ENVOYEZ VOS APPELS AVANT LE 19 AOÛT 2009 À :
Président de la République :
‘Ali ‘Abdullah Saleh
Office of the President of the Republic of
Yemen
Sana'a
République du Yémen
Fax : +967 127 4147
Formule d'appel : Your Excellency, /
Monsieur le Président,
Ministre de l'Intérieur :
Mutaher Rashad al Masri
Ministry of the Interior
Sana'a, République du Yémen
Fax : +967 1 332 511
Formule d'appel : Your Excellency, /
Monsieur le Ministre,
Copies à :
Ministre des Droits humains :
Houda ‘Ali ‘Abdullatif al-Baan
Ministry for Human Rights
Sana'a, République du Yémen
Fax : +967 1 444 833
Formule d'appel : Your Excellency, /
Madame la Ministre,
Veuillez également adresser des copies aux représentants diplomatiques du Yémen dans votre pays.
Vérifiez auprès de votre section s'il faut encore intervenir après la date indiquée ci-dessus. Merci.
Date: 08 July 2009
ACTION URGENTE
DES ÉTUDIANTS RISQUENT LA TORTURE
INFORMATIONS GÉNÉRALES
Dans le sud du Yémen, des manifestations ont lieu de manière sporadique depuis environ deux ans. Elles ont commencé par les
protestations de militaires à la retraite originaires du sud, qui affirment qu'ils ne bénéficient pas du même traitement que les
militaires du nord du pays en matière d'emploi, de salaires et de pensions de retraite. La plupart de ces anciens soldats faisaient
partie de l'armée de l'ex-République populaire démocratique du Yémen (RPDY), communément appelée Yémen du Sud. Après la
réunification du pays en 1990, les troupes de la RPDY et de la République arabe du Yémen (RAY), communément appelée
Yémen du Nord, ont été rassemblées en une seule armée, celle de la nouvelle République du Yémen.

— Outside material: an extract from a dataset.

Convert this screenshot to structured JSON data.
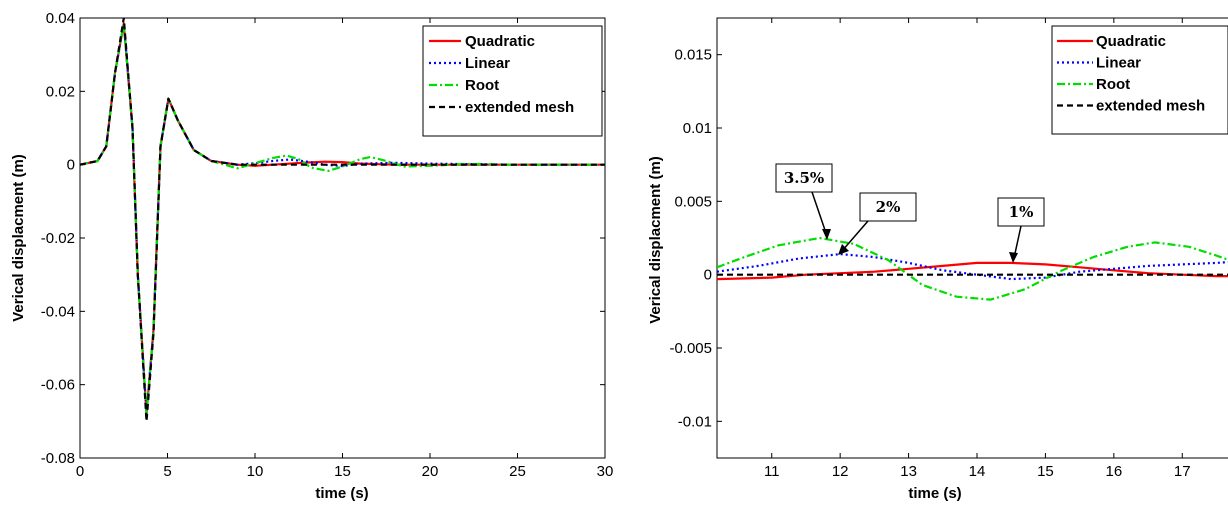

À la suite de la guerre civile de 1994, de nombreux soldats de l'ex-RPDY ont été renvoyés de l'armée. Ces anciens militaires,
ainsi que ceux qui appartiennent encore à l'armée actuelle, affirment subir des discriminations par rapport aux soldats qui
avaient fait partie de l'armée de la RAY. Le Mouvement du sud, une coalition de groupes politiques qui, selon le gouvernement,
appelle à l'indépendance de la partie méridionale du pays, semble être né des suites de ces protestations.